Most people know Jane Goodall, the eminent primatologist who died on Wednesday at 91, for her singular, field-defining work on wild chimpanzees. She first entered the field in the early 1960s with no formal academic training, at a time when influential scientific frameworks like behaviorism often viewed animals as little more than stimulus-response machines. Unencumbered by scientific orthodoxy, Goodall helped the world see chimps as socially and cognitively sophisticated creatures. Her work opened up space for scientists to understand animals as beings with interiority (although even today, that approach is far from universally accepted).
But Goodall also devoted herself to something even more radical, and far rarer for scientists of her international stature. Goodall’s recognition of animals’ capacities was not just an abstract academic finding but a practical ethic and moral imperative that led her to advocate for veganism, meat reduction, and animal rights. She despaired at the horrors of factory farming, calling it “amongst the worst atrocities ever perpetrated by humanity,” and she vocally opposed invasive animal experimentation, particularly on primates — a commitment that sometimes put her at odds with fellow scientists who believe that experimenting on animals remains essential to scientific discovery.

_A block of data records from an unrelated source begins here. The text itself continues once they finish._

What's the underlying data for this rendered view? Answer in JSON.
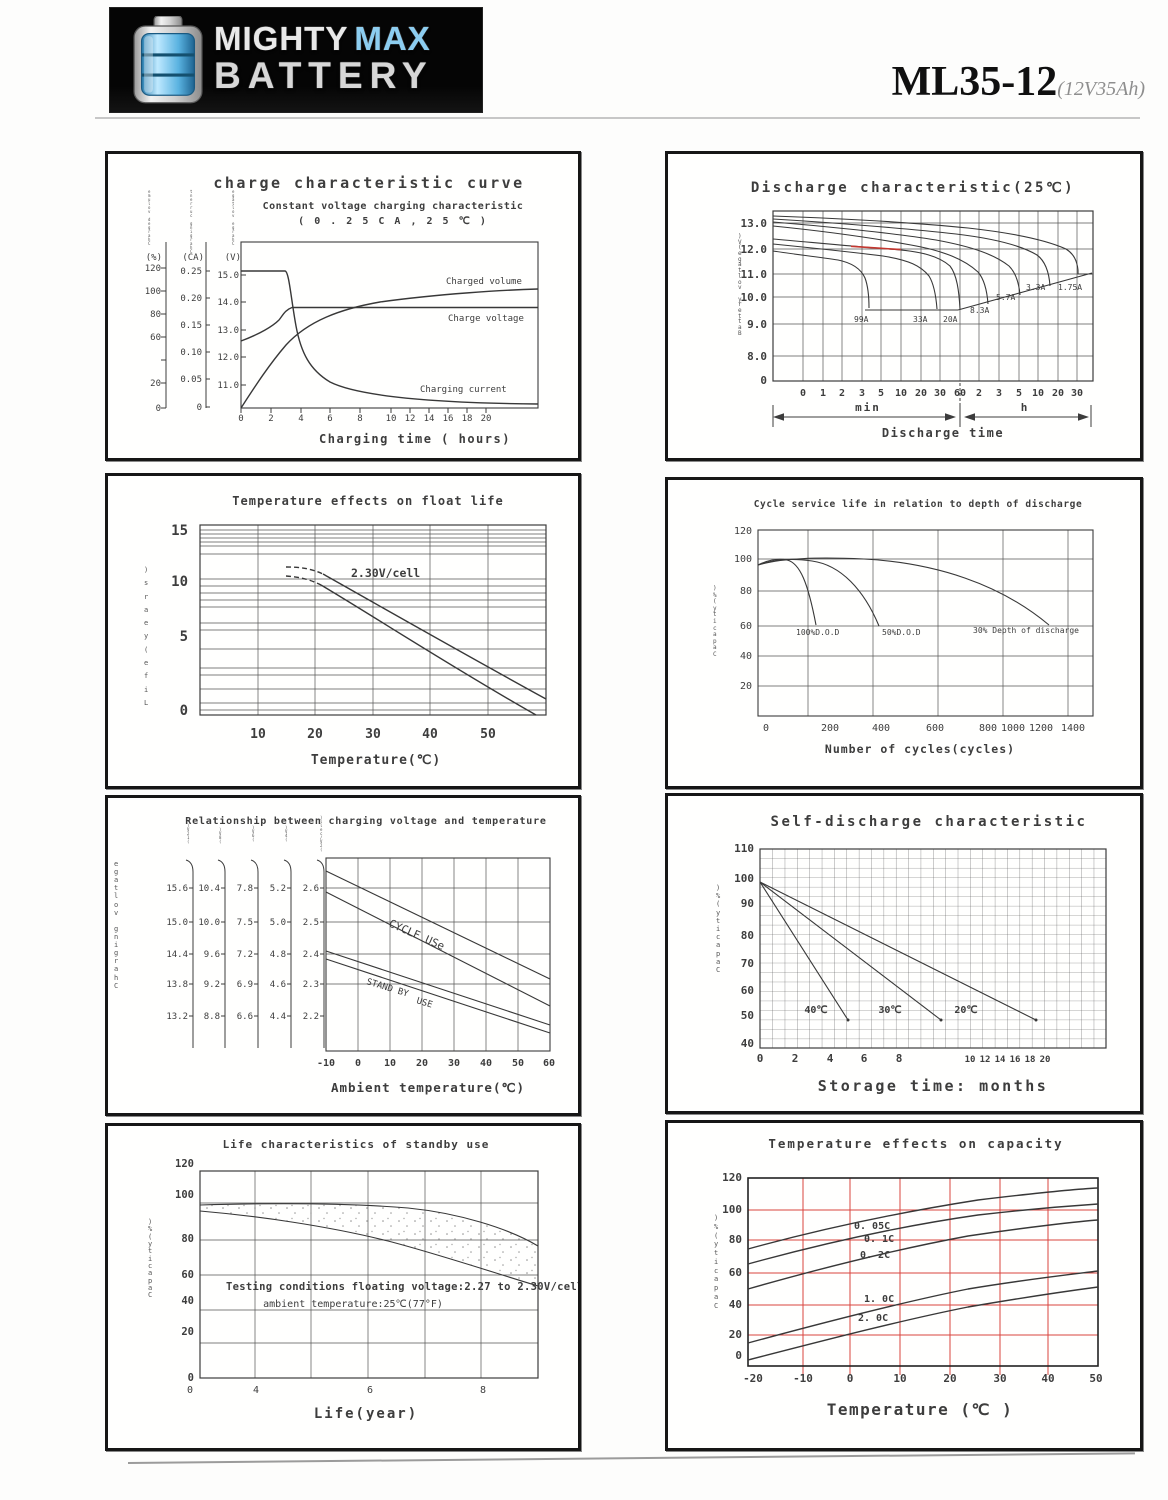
{
  "page": {
    "brand": {
      "word1": "MIGHTY",
      "word2": "MAX",
      "word3": "BATTERY"
    },
    "model": "ML35-12",
    "model_sub": "(12V35Ah)"
  },
  "colors": {
    "accent_red_curve": "#c4372f",
    "grid_red": "#d9443f",
    "brand_blue": "#8ccdf0",
    "panel_border": "#161616"
  },
  "chart_data": [
    {
      "type": "line",
      "title": "charge characteristic curve",
      "subtitle": "Constant voltage charging characteristic",
      "condition": "( 0 . 2 5 C A , 2 5 ℃ )",
      "xlabel": "Charging time ( hours)",
      "x_ticks": [
        "0",
        "2",
        "4",
        "6",
        "8",
        "10",
        "12",
        "14",
        "16",
        "18",
        "20"
      ],
      "y_axes": [
        {
          "unit": "(%)",
          "label": "Charged volume",
          "ticks": [
            "120",
            "100",
            "80",
            "60",
            "20",
            "0"
          ]
        },
        {
          "unit": "(CA)",
          "label": "Charging current",
          "ticks": [
            "0.25",
            "0.20",
            "0.15",
            "0.10",
            "0.05",
            "0"
          ]
        },
        {
          "unit": "(V)",
          "label": "Charge voltage",
          "ticks": [
            "15.0",
            "14.0",
            "13.0",
            "12.0",
            "11.0"
          ]
        }
      ],
      "series": [
        {
          "name": "Charged volume",
          "unit": "%",
          "x_hours": [
            0,
            2,
            4,
            6,
            8,
            12,
            16,
            20,
            24
          ],
          "values": [
            0,
            30,
            57,
            72,
            82,
            92,
            96,
            99,
            100
          ]
        },
        {
          "name": "Charge voltage",
          "unit": "V",
          "x_hours": [
            0,
            1,
            2,
            3,
            4,
            24
          ],
          "values": [
            12.6,
            13.0,
            13.3,
            13.7,
            13.9,
            13.9
          ]
        },
        {
          "name": "Charging current",
          "unit": "CA",
          "x_hours": [
            0,
            3,
            4,
            6,
            8,
            12,
            24
          ],
          "values": [
            0.25,
            0.25,
            0.13,
            0.07,
            0.04,
            0.02,
            0.01
          ]
        }
      ]
    },
    {
      "type": "line",
      "title": "Discharge characteristic(25℃)",
      "ylabel": "Battery voltage(V)",
      "xlabel": "Discharge time",
      "y_ticks": [
        "13.0",
        "12.0",
        "11.0",
        "10.0",
        "9.0",
        "8.0",
        "0"
      ],
      "x_ticks_min": [
        "0",
        "1",
        "2",
        "3",
        "5",
        "10",
        "20",
        "30",
        "60"
      ],
      "x_ticks_h": [
        "2",
        "3",
        "5",
        "10",
        "20",
        "30"
      ],
      "x_unit_min": "min",
      "x_unit_h": "h",
      "series": [
        {
          "name": "99A",
          "plateau_v": 12.0,
          "end_time": "≈6 min",
          "final_v": 9.6
        },
        {
          "name": "33A",
          "plateau_v": 12.2,
          "end_time": "≈30 min",
          "final_v": 9.6
        },
        {
          "name": "20A",
          "plateau_v": 12.3,
          "end_time": "≈60 min",
          "final_v": 9.6
        },
        {
          "name": "8.3A",
          "plateau_v": 12.7,
          "end_time": "≈3 h",
          "final_v": 10.1
        },
        {
          "name": "5.7A",
          "plateau_v": 12.8,
          "end_time": "≈5 h",
          "final_v": 10.3
        },
        {
          "name": "3.3A",
          "plateau_v": 12.9,
          "end_time": "≈10 h",
          "final_v": 10.6
        },
        {
          "name": "1.75A",
          "plateau_v": 13.0,
          "end_time": "≈30 h",
          "final_v": 10.9
        }
      ]
    },
    {
      "type": "line",
      "title": "Temperature effects on float life",
      "ylabel": "Life(years)",
      "xlabel": "Temperature(℃)",
      "annotation": "2.30V/cell",
      "y_ticks": [
        "15",
        "10",
        "5",
        "0"
      ],
      "x_ticks": [
        "10",
        "20",
        "30",
        "40",
        "50"
      ],
      "series": [
        {
          "name": "band upper",
          "x_c": [
            15,
            20,
            30,
            40,
            50
          ],
          "years": [
            11.5,
            11,
            8,
            4.5,
            1.5
          ]
        },
        {
          "name": "band lower",
          "x_c": [
            15,
            20,
            30,
            40,
            50
          ],
          "years": [
            10.8,
            10,
            7,
            3.5,
            0
          ]
        }
      ]
    },
    {
      "type": "line",
      "title": "Cycle service life in relation to depth of discharge",
      "ylabel": "Capacity(%)",
      "xlabel": "Number of cycles(cycles)",
      "y_ticks": [
        "120",
        "100",
        "80",
        "60",
        "40",
        "20"
      ],
      "x_ticks": [
        "0",
        "200",
        "400",
        "600",
        "800",
        "1000",
        "1200",
        "1400"
      ],
      "series": [
        {
          "name": "100%D.O.D",
          "x_cycles": [
            0,
            50,
            100,
            150,
            200
          ],
          "capacity": [
            97,
            100,
            93,
            78,
            60
          ]
        },
        {
          "name": "50%D.O.D",
          "x_cycles": [
            0,
            100,
            200,
            300,
            400
          ],
          "capacity": [
            97,
            100,
            95,
            85,
            60
          ]
        },
        {
          "name": "30% Depth of discharge",
          "x_cycles": [
            0,
            200,
            500,
            800,
            1100,
            1250
          ],
          "capacity": [
            97,
            100,
            98,
            92,
            75,
            60
          ]
        }
      ]
    },
    {
      "type": "line",
      "title": "Relationship between charging voltage and temperature",
      "ylabel": "Charging voltage",
      "xlabel": "Ambient temperature(℃)",
      "x_ticks": [
        "-10",
        "0",
        "10",
        "20",
        "30",
        "40",
        "50",
        "60"
      ],
      "scales": [
        {
          "name": "(12V)",
          "ticks": [
            "15.6",
            "15.0",
            "14.4",
            "13.8",
            "13.2"
          ]
        },
        {
          "name": "(8V)",
          "ticks": [
            "10.4",
            "10.0",
            "9.6",
            "9.2",
            "8.8"
          ]
        },
        {
          "name": "(6V)",
          "ticks": [
            "7.8",
            "7.5",
            "7.2",
            "6.9",
            "6.6"
          ]
        },
        {
          "name": "(4V)",
          "ticks": [
            "5.2",
            "5.0",
            "4.8",
            "4.6",
            "4.4"
          ]
        },
        {
          "name": "(2V/cell)",
          "ticks": [
            "2.6",
            "2.5",
            "2.4",
            "2.3",
            "2.2"
          ]
        }
      ],
      "bands": [
        {
          "name": "CYCLE USe",
          "v_per_cell_cold": 2.62,
          "v_per_cell_hot": 2.35
        },
        {
          "name": "STAND BY USE",
          "display_1": "STAND BY",
          "display_2": "USE",
          "v_per_cell_cold": 2.44,
          "v_per_cell_hot": 2.22
        }
      ]
    },
    {
      "type": "line",
      "title": "Self-discharge characteristic",
      "ylabel": "Capacity(%)",
      "xlabel": "Storage time: months",
      "y_ticks": [
        "110",
        "100",
        "90",
        "80",
        "70",
        "60",
        "50",
        "40"
      ],
      "x_ticks_main": [
        "0",
        "2",
        "4",
        "6",
        "8"
      ],
      "x_ticks_cluster": [
        "10",
        "12",
        "14",
        "16",
        "18",
        "20"
      ],
      "series": [
        {
          "name": "40℃",
          "x_months": [
            0,
            5
          ],
          "capacity": [
            100,
            49
          ]
        },
        {
          "name": "30℃",
          "x_months": [
            0,
            10.5
          ],
          "capacity": [
            100,
            49
          ]
        },
        {
          "name": "20℃",
          "x_months": [
            0,
            20.5
          ],
          "capacity": [
            100,
            49
          ]
        }
      ]
    },
    {
      "type": "line",
      "title": "Life characteristics of standby use",
      "ylabel": "Capacity(%)",
      "xlabel": "Life(year)",
      "note1": "Testing conditions floating voltage:2.27 to 2.30V/cell",
      "note2": "ambient temperature:25℃(77°F)",
      "y_ticks": [
        "120",
        "100",
        "80",
        "60",
        "40",
        "20",
        "0"
      ],
      "x_ticks": [
        "0",
        "4",
        "6",
        "8"
      ],
      "series": [
        {
          "name": "band upper",
          "x_years": [
            0,
            2,
            4,
            6,
            8,
            10
          ],
          "capacity": [
            96,
            96,
            95,
            92,
            87,
            78
          ]
        },
        {
          "name": "band lower",
          "x_years": [
            0,
            2,
            4,
            6,
            8,
            10
          ],
          "capacity": [
            94,
            91,
            86,
            78,
            66,
            50
          ]
        }
      ]
    },
    {
      "type": "line",
      "title": "Temperature effects on  capacity",
      "ylabel": "Capacity(%)",
      "xlabel": "Temperature (℃ )",
      "grid_color": "#d9443f",
      "y_ticks": [
        "120",
        "100",
        "80",
        "60",
        "40",
        "20",
        "0"
      ],
      "x_ticks": [
        "-20",
        "-10",
        "0",
        "10",
        "20",
        "30",
        "40",
        "50"
      ],
      "series": [
        {
          "name": "0. 05C",
          "x_c": [
            -20,
            0,
            25,
            50
          ],
          "capacity": [
            73,
            88,
            103,
            114
          ]
        },
        {
          "name": "0. 1C",
          "x_c": [
            -20,
            0,
            25,
            50
          ],
          "capacity": [
            63,
            79,
            95,
            104
          ]
        },
        {
          "name": "0. 2C",
          "x_c": [
            -20,
            0,
            25,
            50
          ],
          "capacity": [
            46,
            64,
            84,
            93
          ]
        },
        {
          "name": "1. 0C",
          "x_c": [
            -20,
            0,
            25,
            50
          ],
          "capacity": [
            9,
            28,
            46,
            58
          ]
        },
        {
          "name": "2. 0C",
          "x_c": [
            -20,
            0,
            25,
            50
          ],
          "capacity": [
            -3,
            17,
            36,
            47
          ]
        }
      ]
    }
  ]
}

“It is nothing but living hell,” Goodall wrote in 2019, describing the conditions she saw in video footage of an animal testing lab in Germany. Speaking about her experience at a conference on xenotransplantation, or implanting animal organs into humans, she told the New Yorker in a 2022 story, “They were all talking happily about breeding pigs for xenotransplant, dogs, and so on. I felt like an alien in a world full of people with no empathy.”

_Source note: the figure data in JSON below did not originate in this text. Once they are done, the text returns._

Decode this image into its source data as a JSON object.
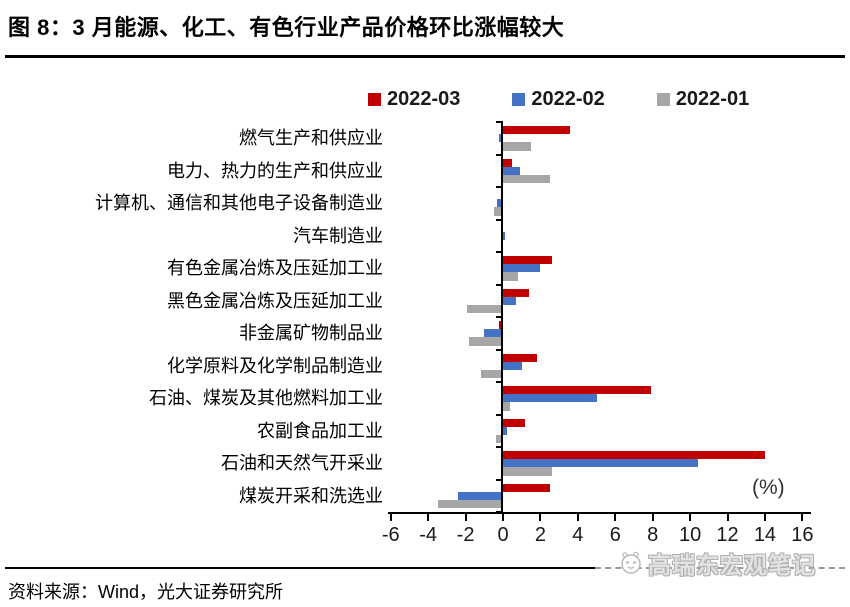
{
  "title": "图 8：3 月能源、化工、有色行业产品价格环比涨幅较大",
  "source": "资料来源：Wind，光大证券研究所",
  "watermark": "高瑞东宏观笔记",
  "unit_label": "(%)",
  "colors": {
    "series_2022_03": "#C00000",
    "series_2022_02": "#4472C4",
    "series_2022_01": "#A6A6A6",
    "axis": "#000000"
  },
  "chart_data": {
    "type": "bar",
    "orientation": "horizontal",
    "title": "图 8：3 月能源、化工、有色行业产品价格环比涨幅较大",
    "xlabel": "(%)",
    "xlim": [
      -6,
      16
    ],
    "x_ticks": [
      -6,
      -4,
      -2,
      0,
      2,
      4,
      6,
      8,
      10,
      12,
      14,
      16
    ],
    "grid": false,
    "legend_position": "top",
    "categories": [
      "燃气生产和供应业",
      "电力、热力的生产和供应业",
      "计算机、通信和其他电子设备制造业",
      "汽车制造业",
      "有色金属冶炼及压延加工业",
      "黑色金属冶炼及压延加工业",
      "非金属矿物制品业",
      "化学原料及化学制品制造业",
      "石油、煤炭及其他燃料加工业",
      "农副食品加工业",
      "石油和天然气开采业",
      "煤炭开采和洗选业"
    ],
    "series": [
      {
        "name": "2022-03",
        "color": "#C00000",
        "values": [
          3.6,
          0.5,
          -0.1,
          0.0,
          2.6,
          1.4,
          -0.2,
          1.8,
          7.9,
          1.2,
          14.0,
          2.5
        ]
      },
      {
        "name": "2022-02",
        "color": "#4472C4",
        "values": [
          -0.2,
          0.9,
          -0.3,
          0.1,
          2.0,
          0.7,
          -1.0,
          1.0,
          5.0,
          0.2,
          10.4,
          -2.4
        ]
      },
      {
        "name": "2022-01",
        "color": "#A6A6A6",
        "values": [
          1.5,
          2.5,
          -0.5,
          0.0,
          0.8,
          -1.9,
          -1.8,
          -1.2,
          0.4,
          -0.4,
          2.6,
          -3.5
        ]
      }
    ]
  }
}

Goodall had long advocated to end biomedical testing on chimps, a goal that was finally achieved in the US a decade ago, lent her voice to campaigns by animal rights groups like PETA to draw attention to the extreme suffering of animals in research labs, and helped appeal to federal regulators to end such experiments. She also sat on the board of the Nonhuman Rights Project, a nonprofit that seeks to secure legal personhood for animals, so that they’re extended legal rights like freedom from captivity and exploitation.
It’s hard to overstate just how transgressive, even heretical, these ideas are within the mainstream scientific community. Like any in-group, researchers have taboos against aligning with those they perceive as threats to their autonomy — and animal rights advocates who question scientists’ prerogative to use animals as they see fit are among the most potent such threats. The wildlife conservation community, too, of which Goodall was a part, focuses on protecting animals on a species level, but has little to say about the welfare of individual animals.

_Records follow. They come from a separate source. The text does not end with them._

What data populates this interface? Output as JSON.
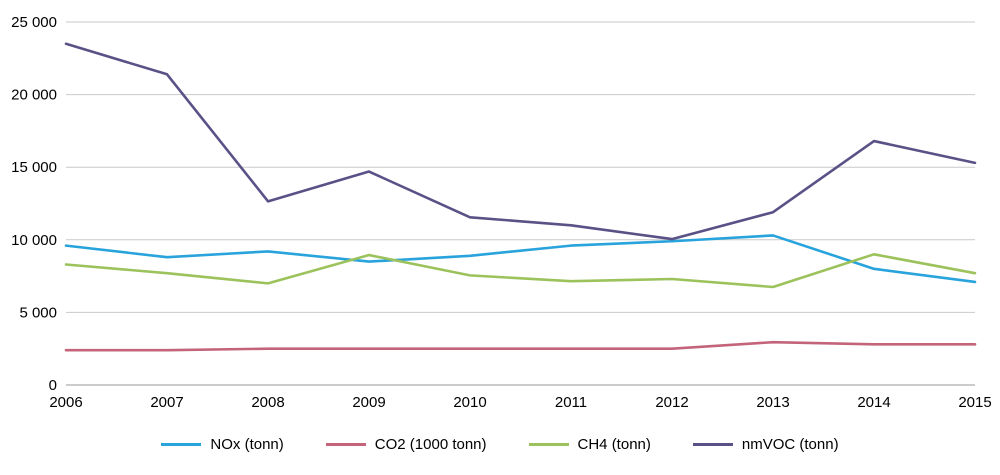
{
  "chart_data": {
    "type": "line",
    "title": "",
    "xlabel": "",
    "ylabel": "",
    "categories": [
      "2006",
      "2007",
      "2008",
      "2009",
      "2010",
      "2011",
      "2012",
      "2013",
      "2014",
      "2015"
    ],
    "series": [
      {
        "name": "NOx (tonn)",
        "color": "#29a3dc",
        "values": [
          9600,
          8800,
          9200,
          8500,
          8900,
          9600,
          9900,
          10300,
          8000,
          7100
        ]
      },
      {
        "name": "CO2 (1000 tonn)",
        "color": "#c4647b",
        "values": [
          2400,
          2400,
          2500,
          2500,
          2500,
          2500,
          2500,
          2950,
          2800,
          2800
        ]
      },
      {
        "name": "CH4 (tonn)",
        "color": "#9cc25c",
        "values": [
          8300,
          7700,
          7000,
          8950,
          7550,
          7150,
          7300,
          6750,
          9000,
          7700
        ]
      },
      {
        "name": "nmVOC  (tonn)",
        "color": "#5a5287",
        "values": [
          23500,
          21400,
          12650,
          14700,
          11550,
          11000,
          10050,
          11900,
          16800,
          15300
        ]
      }
    ],
    "ylim": [
      0,
      25000
    ],
    "y_ticks": [
      0,
      5000,
      10000,
      15000,
      20000,
      25000
    ],
    "y_tick_labels": [
      "0",
      "5 000",
      "10 000",
      "15 000",
      "20 000",
      "25 000"
    ],
    "grid": true,
    "gridline_color": "#c9c9c9",
    "axis_line_color": "#9a9a9a",
    "legend_position": "bottom"
  }
}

Goodall, who broke barriers everywhere she went, seemed to have little use for such arbitrary, ethically dubious boundaries, which made her widely beloved within the animal rights movement. She was among the few preeminent scientists willing to use her status to speak plainly about animal exploitation, even calling for colleagues to reevaluate not just the ethics of animal experimentation, but also its scientific value: “More and more scientists today are concluding that experiments on animals are contributing nothing toward cures for disease in humans,” she said.
Goodall achieved such fame that she could afford to break with convention without risking professional marginalization. Even so, it would have been easier for her to avoid pushing against received norms. But she was willing to see the implications of her own work on animal intelligence through to its only logical conclusion: that humanity’s pervasive tyranny over nonanimals lacks any serious moral basis. Her radical empathy pushes us to ask more of our institutions, and of ourselves.